Before the current bridges crossing the Rouge River at West Jefferson and Fort Streets were built, the two crossings were served by narrow swing bridges. By the late 1910s, these spans urgently needed replacing, in large part because they interfered with the Federal government's plans to dredge the Rouge River to provide freighter access to the Ford River Rouge Complex. Both the city of Detroit (who was responsible for maintaining the bridges) and Wayne County agreed that the county could better oversee the construction, but legal restrictions prohibited county involvement until state law was changed in 1919.
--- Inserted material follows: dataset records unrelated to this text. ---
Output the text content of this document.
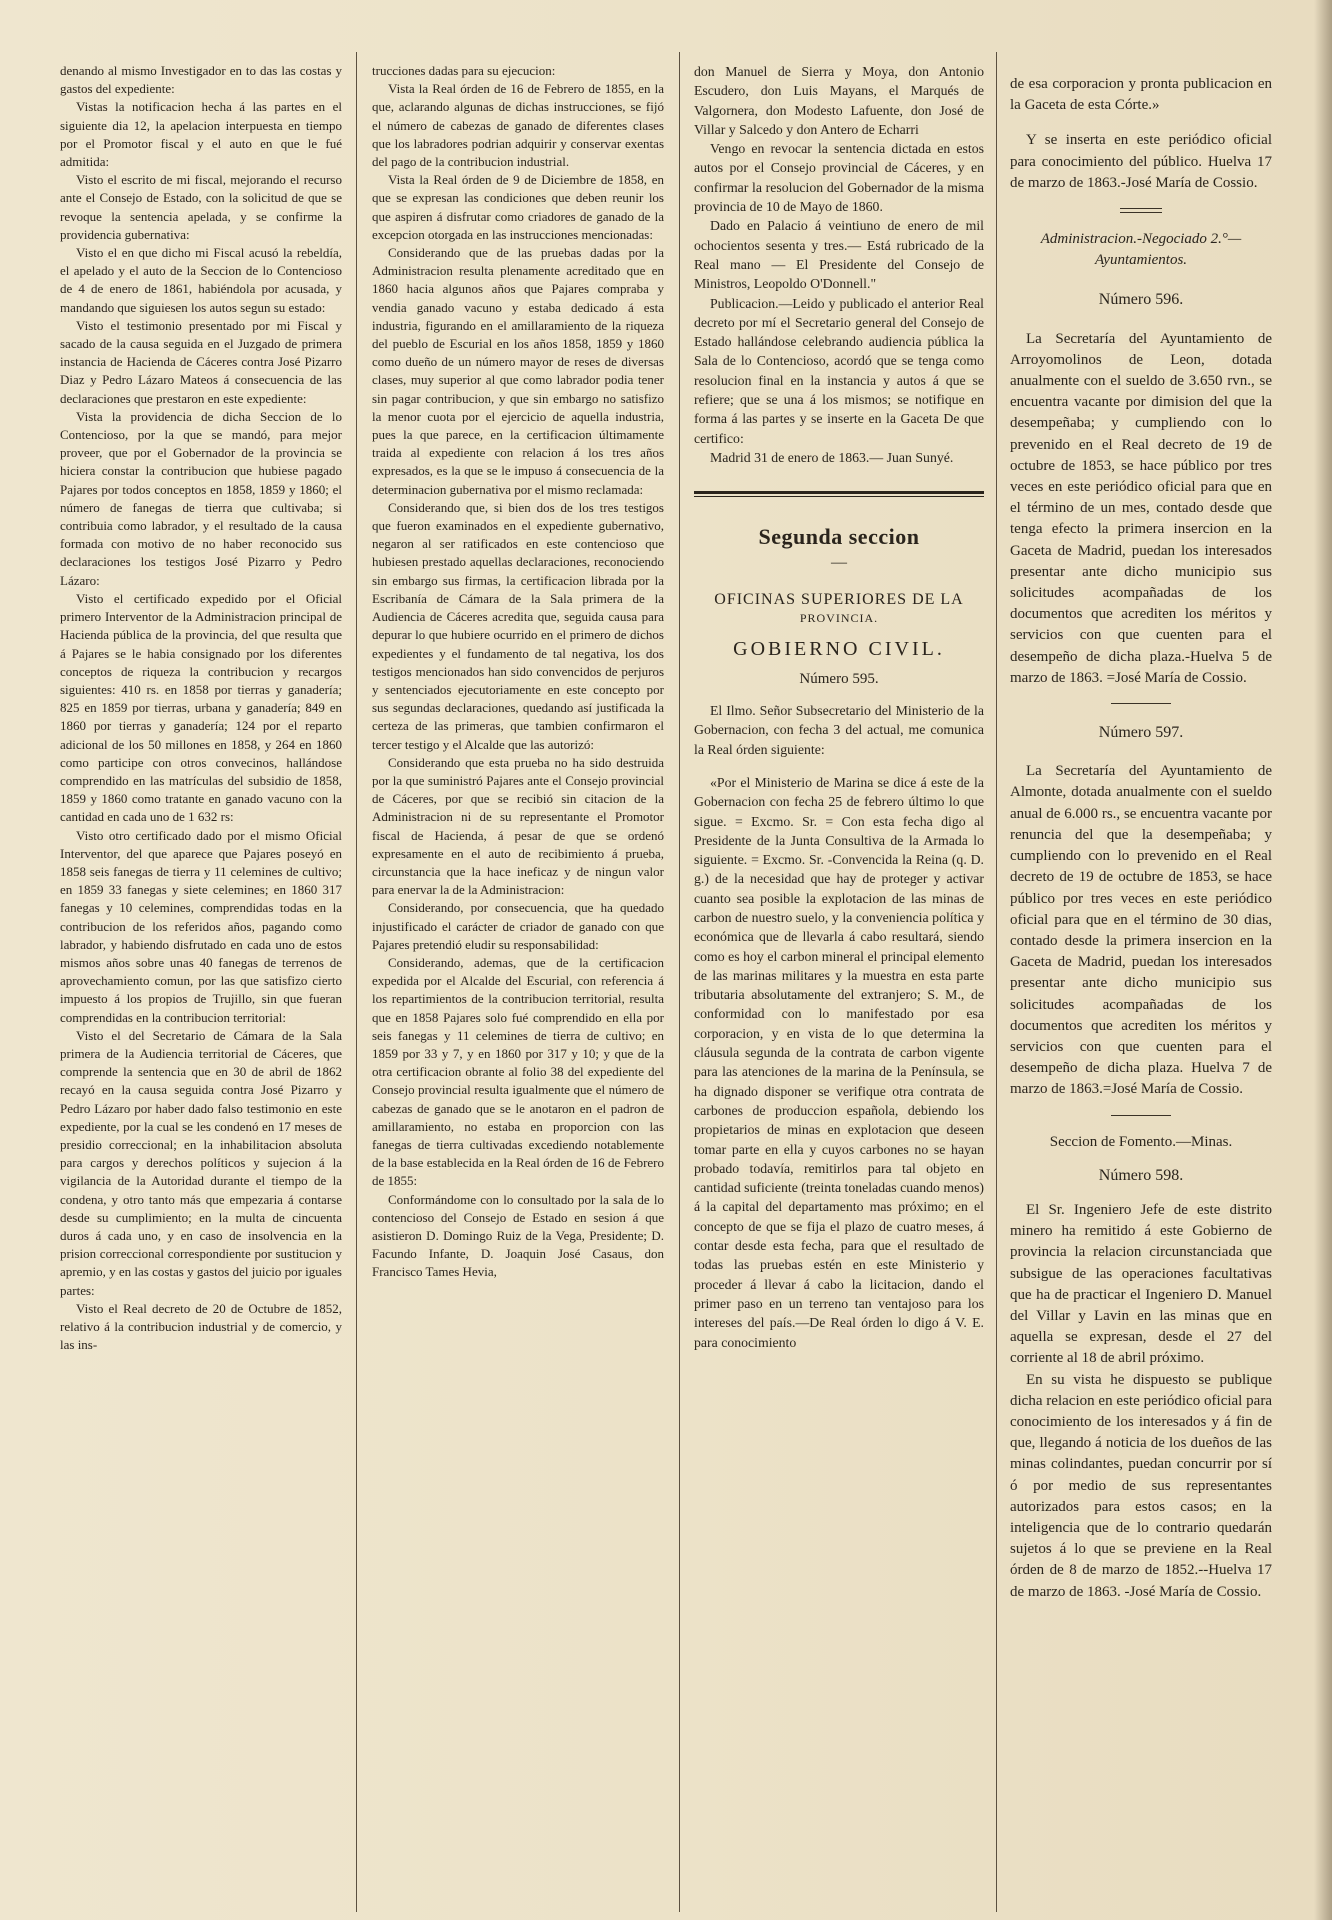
denando al mismo Investigador en to das las costas y gastos del expediente:

Vistas la notificacion hecha á las partes en el siguiente dia 12, la apelacion interpuesta en tiempo por el Promotor fiscal y el auto en que le fué admitida:

Visto el escrito de mi fiscal, mejorando el recurso ante el Consejo de Estado, con la solicitud de que se revoque la sentencia apelada, y se confirme la providencia gubernativa:

Visto el en que dicho mi Fiscal acusó la rebeldía, el apelado y el auto de la Seccion de lo Contencioso de 4 de enero de 1861, habiéndola por acusada, y mandando que siguiesen los autos segun su estado:

Visto el testimonio presentado por mi Fiscal y sacado de la causa seguida en el Juzgado de primera instancia de Hacienda de Cáceres contra José Pizarro Diaz y Pedro Lázaro Mateos á consecuencia de las declaraciones que prestaron en este expediente:

Vista la providencia de dicha Seccion de lo Contencioso, por la que se mandó, para mejor proveer, que por el Gobernador de la provincia se hiciera constar la contribucion que hubiese pagado Pajares por todos conceptos en 1858, 1859 y 1860; el número de fanegas de tierra que cultivaba; si contribuia como labrador, y el resultado de la causa formada con motivo de no haber reconocido sus declaraciones los testigos José Pizarro y Pedro Lázaro:

Visto el certificado expedido por el Oficial primero Interventor de la Administracion principal de Hacienda pública de la provincia, del que resulta que á Pajares se le habia consignado por los diferentes conceptos de riqueza la contribucion y recargos siguientes: 410 rs. en 1858 por tierras y ganadería; 825 en 1859 por tierras, urbana y ganadería; 849 en 1860 por tierras y ganadería; 124 por el reparto adicional de los 50 millones en 1858, y 264 en 1860 como participe con otros convecinos, hallándose comprendido en las matrículas del subsidio de 1858, 1859 y 1860 como tratante en ganado vacuno con la cantidad en cada uno de 1 632 rs:

Visto otro certificado dado por el mismo Oficial Interventor, del que aparece que Pajares poseyó en 1858 seis fanegas de tierra y 11 celemines de cultivo; en 1859 33 fanegas y siete celemines; en 1860 317 fanegas y 10 celemines, comprendidas todas en la contribucion de los referidos años, pagando como labrador, y habiendo disfrutado en cada uno de estos mismos años sobre unas 40 fanegas de terrenos de aprovechamiento comun, por las que satisfizo cierto impuesto á los propios de Trujillo, sin que fueran comprendidas en la contribucion territorial:

Visto el del Secretario de Cámara de la Sala primera de la Audiencia territorial de Cáceres, que comprende la sentencia que en 30 de abril de 1862 recayó en la causa seguida contra José Pizarro y Pedro Lázaro por haber dado falso testimonio en este expediente, por la cual se les condenó en 17 meses de presidio correccional; en la inhabilitacion absoluta para cargos y derechos políticos y sujecion á la vigilancia de la Autoridad durante el tiempo de la condena, y otro tanto más que empezaria á contarse desde su cumplimiento; en la multa de cincuenta duros á cada uno, y en caso de insolvencia en la prision correccional correspondiente por sustitucion y apremio, y en las costas y gastos del juicio por iguales partes:

Visto el Real decreto de 20 de Octubre de 1852, relativo á la contribucion industrial y de comercio, y las ins-

trucciones dadas para su ejecucion:

Vista la Real órden de 16 de Febrero de 1855, en la que, aclarando algunas de dichas instrucciones, se fijó el número de cabezas de ganado de diferentes clases que los labradores podrian adquirir y conservar exentas del pago de la contribucion industrial.

Vista la Real órden de 9 de Diciembre de 1858, en que se expresan las condiciones que deben reunir los que aspiren á disfrutar como criadores de ganado de la excepcion otorgada en las instrucciones mencionadas:

Considerando que de las pruebas dadas por la Administracion resulta plenamente acreditado que en 1860 hacia algunos años que Pajares compraba y vendia ganado vacuno y estaba dedicado á esta industria, figurando en el amillaramiento de la riqueza del pueblo de Escurial en los años 1858, 1859 y 1860 como dueño de un número mayor de reses de diversas clases, muy superior al que como labrador podia tener sin pagar contribucion, y que sin embargo no satisfizo la menor cuota por el ejercicio de aquella industria, pues la que parece, en la certificacion últimamente traida al expediente con relacion á los tres años expresados, es la que se le impuso á consecuencia de la determinacion gubernativa por el mismo reclamada:

Considerando que, si bien dos de los tres testigos que fueron examinados en el expediente gubernativo, negaron al ser ratificados en este contencioso que hubiesen prestado aquellas declaraciones, reconociendo sin embargo sus firmas, la certificacion librada por la Escribanía de Cámara de la Sala primera de la Audiencia de Cáceres acredita que, seguida causa para depurar lo que hubiere ocurrido en el primero de dichos expedientes y el fundamento de tal negativa, los dos testigos mencionados han sido convencidos de perjuros y sentenciados ejecutoriamente en este concepto por sus segundas declaraciones, quedando así justificada la certeza de las primeras, que tambien confirmaron el tercer testigo y el Alcalde que las autorizó:

Considerando que esta prueba no ha sido destruida por la que suministró Pajares ante el Consejo provincial de Cáceres, por que se recibió sin citacion de la Administracion ni de su representante el Promotor fiscal de Hacienda, á pesar de que se ordenó expresamente en el auto de recibimiento á prueba, circunstancia que la hace ineficaz y de ningun valor para enervar la de la Administracion:

Considerando, por consecuencia, que ha quedado injustificado el carácter de criador de ganado con que Pajares pretendió eludir su responsabilidad:

Considerando, ademas, que de la certificacion expedida por el Alcalde del Escurial, con referencia á los repartimientos de la contribucion territorial, resulta que en 1858 Pajares solo fué comprendido en ella por seis fanegas y 11 celemines de tierra de cultivo; en 1859 por 33 y 7, y en 1860 por 317 y 10; y que de la otra certificacion obrante al folio 38 del expediente del Consejo provincial resulta igualmente que el número de cabezas de ganado que se le anotaron en el padron de amillaramiento, no estaba en proporcion con las fanegas de tierra cultivadas excediendo notablemente de la base establecida en la Real órden de 16 de Febrero de 1855:

Conformándome con lo consultado por la sala de lo contencioso del Consejo de Estado en sesion á que asistieron D. Domingo Ruiz de la Vega, Presidente; D. Facundo Infante, D. Joaquin José Casaus, don Francisco Tames Hevia,

don Manuel de Sierra y Moya, don Antonio Escudero, don Luis Mayans, el Marqués de Valgornera, don Modesto Lafuente, don José de Villar y Salcedo y don Antero de Echarri

Vengo en revocar la sentencia dictada en estos autos por el Consejo provincial de Cáceres, y en confirmar la resolucion del Gobernador de la misma provincia de 10 de Mayo de 1860.

Dado en Palacio á veintiuno de enero de mil ochocientos sesenta y tres.— Está rubricado de la Real mano — El Presidente del Consejo de Ministros, Leopoldo O'Donnell."

Publicacion.—Leido y publicado el anterior Real decreto por mí el Secretario general del Consejo de Estado hallándose celebrando audiencia pública la Sala de lo Contencioso, acordó que se tenga como resolucion final en la instancia y autos á que se refiere; que se una á los mismos; se notifique en forma á las partes y se inserte en la Gaceta De que certifico:

Madrid 31 de enero de 1863.— Juan Sunyé.

Segunda seccion

—

OFICINAS SUPERIORES DE LA

PROVINCIA.

GOBIERNO CIVIL.

Número 595.

El Ilmo. Señor Subsecretario del Ministerio de la Gobernacion, con fecha 3 del actual, me comunica la Real órden siguiente:

«Por el Ministerio de Marina se dice á este de la Gobernacion con fecha 25 de febrero último lo que sigue. = Excmo. Sr. = Con esta fecha digo al Presidente de la Junta Consultiva de la Armada lo siguiente. = Excmo. Sr. -Convencida la Reina (q. D. g.) de la necesidad que hay de proteger y activar cuanto sea posible la explotacion de las minas de carbon de nuestro suelo, y la conveniencia política y económica que de llevarla á cabo resultará, siendo como es hoy el carbon mineral el principal elemento de las marinas militares y la muestra en esta parte tributaria absolutamente del extranjero; S. M., de conformidad con lo manifestado por esa corporacion, y en vista de lo que determina la cláusula segunda de la contrata de carbon vigente para las atenciones de la marina de la Península, se ha dignado disponer se verifique otra contrata de carbones de produccion española, debiendo los propietarios de minas en explotacion que deseen tomar parte en ella y cuyos carbones no se hayan probado todavía, remitirlos para tal objeto en cantidad suficiente (treinta toneladas cuando menos) á la capital del departamento mas próximo; en el concepto de que se fija el plazo de cuatro meses, á contar desde esta fecha, para que el resultado de todas las pruebas estén en este Ministerio y proceder á llevar á cabo la licitacion, dando el primer paso en un terreno tan ventajoso para los intereses del país.—De Real órden lo digo á V. E. para conocimiento

de esa corporacion y pronta publicacion en la Gaceta de esta Córte.»

Y se inserta en este periódico oficial para conocimiento del público. Huelva 17 de marzo de 1863.-José María de Cossio.

Administracion.-Negociado 2.°—

Ayuntamientos.

Número 596.

La Secretaría del Ayuntamiento de Arroyomolinos de Leon, dotada anualmente con el sueldo de 3.650 rvn., se encuentra vacante por dimision del que la desempeñaba; y cumpliendo con lo prevenido en el Real decreto de 19 de octubre de 1853, se hace público por tres veces en este periódico oficial para que en el término de un mes, contado desde que tenga efecto la primera insercion en la Gaceta de Madrid, puedan los interesados presentar ante dicho municipio sus solicitudes acompañadas de los documentos que acrediten los méritos y servicios con que cuenten para el desempeño de dicha plaza.-Huelva 5 de marzo de 1863. =José María de Cossio.

Número 597.

La Secretaría del Ayuntamiento de Almonte, dotada anualmente con el sueldo anual de 6.000 rs., se encuentra vacante por renuncia del que la desempeñaba; y cumpliendo con lo prevenido en el Real decreto de 19 de octubre de 1853, se hace público por tres veces en este periódico oficial para que en el término de 30 dias, contado desde la primera insercion en la Gaceta de Madrid, puedan los interesados presentar ante dicho municipio sus solicitudes acompañadas de los documentos que acrediten los méritos y servicios con que cuenten para el desempeño de dicha plaza. Huelva 7 de marzo de 1863.=José María de Cossio.

Seccion de Fomento.—Minas.

Número 598.

El Sr. Ingeniero Jefe de este distrito minero ha remitido á este Gobierno de provincia la relacion circunstanciada que subsigue de las operaciones facultativas que ha de practicar el Ingeniero D. Manuel del Villar y Lavin en las minas que en aquella se expresan, desde el 27 del corriente al 18 de abril próximo.

En su vista he dispuesto se publique dicha relacion en este periódico oficial para conocimiento de los interesados y á fin de que, llegando á noticia de los dueños de las minas colindantes, puedan concurrir por sí ó por medio de sus representantes autorizados para estos casos; en la inteligencia que de lo contrario quedarán sujetos á lo que se previene en la Real órden de 8 de marzo de 1852.--Huelva 17 de marzo de 1863. -José María de Cossio.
With the new legislation in place, plans were drawn up in 1920 for a "Chicago city type of single trunnion, double-leaf bascule bridge" for each bridge. This design, prototyped by the 1902 Cortland Street Drawbridge, is optimized for tight spaces, and features a hidden counterweight that descends into a pit when the bridge opens.

The cost for the pair of bridges was estimated at $2 million. A bond issue to fund construction was approved by Wayne County voters, and an alternate route onto which Jefferson Avenue traffic could be shunted was devised. Wayne County obtained an old truss, originally used by the Michigan Central Railroad upstream of Jefferson, and floated it downstream to a location 200 yards north of Jefferson. The old Jefferson Avenue bridge was closed and the detour opened on November 13, 1920.

Construction on the bridge commenced immediately. Each leaf was to be supported by four 12-foot-square concrete footings, sunk to the bedrock 70 ft below the water line. The footings supported a concrete pit measuring 50 by 80 ft which housed the counterweights and machinery. Wayne County contracted with the Missouri Valley Bridge and Iron Company of Leavenworth, Kansas, to build the substructure for $408,280; with the Strobel Steel Construction Company of Chicago to build the superstructure for $378,005; Cooper-Widenmann Construction Company of Detroit to build the operators' houses for $78,700; and Fowler Electrical Supply Company of Toledo, Ohio, to supply electrical equipment for $34,809. County crews graded and paved the approaches.

On August 21, 1922, the two bascule leaves were lowered simultaneously for the first time. The bridge was opened to traffic on October 17; at the time, work on the approaches was still ongoing, but operating machinery on the detour bridge failed, necessitating the bridge's removal to allow free passage of river traffic. The next year, the federal government completed its planned dredging of the Rouge River.

In the early 1980s, the county spent $2.2 million to repair portions of the West Jefferson Bridge (as well as doing similar work to the crossing at Dix Avenue). These repairs have somewhat altered the West Jefferson Bridge, but it retains its integrity as a significant example of early twentieth-century engineering. The bridge was listed on the National Register of Historic Places in 2000, as part of a Multiple Property Submission of historic highway bridges in the state of Michigan.

The West Jefferson Avenue bridge was hit by the lake freighter Herbert C. Jackson in the early morning of May 12, 2013, causing significant damage to the bridge. The bridge operator on duty was heavily intoxicated, and rapidly closed the bridge after opening it and signalling for the freighter to proceed. The Herbert C. Jackson, loaded with iron ore bound for the Rouge Steel plant, dropped its anchors and reversed its engines, but could not stop in time.

The bridge was damaged severely in the 2013 incident. The Herbert C. Jackson suffered only minor damage, and there were no injuries aboard the freighter or on shore. The bridge operator, a 17-year employee of the Wayne County Road Commission, was fired and ordered to pay a $1,000 fine, but was not otherwise criminally charged. The bridge was closed to road traffic for over three years while repairs were made, to the displeasure of city leaders in River Rouge, who criticized Wayne County officials for inaction. The bridge reopened on August 12, 2016, at a cost of over $20 million, the majority of which was covered by insurance.

==In popular culture==
- The drawbridge is depicted in the 2005 video game, Midnight Club 3: Dub Edition.
- The drawbridge and its operator are referenced in the 1999 Insane Clown Posse song "Fuck The World".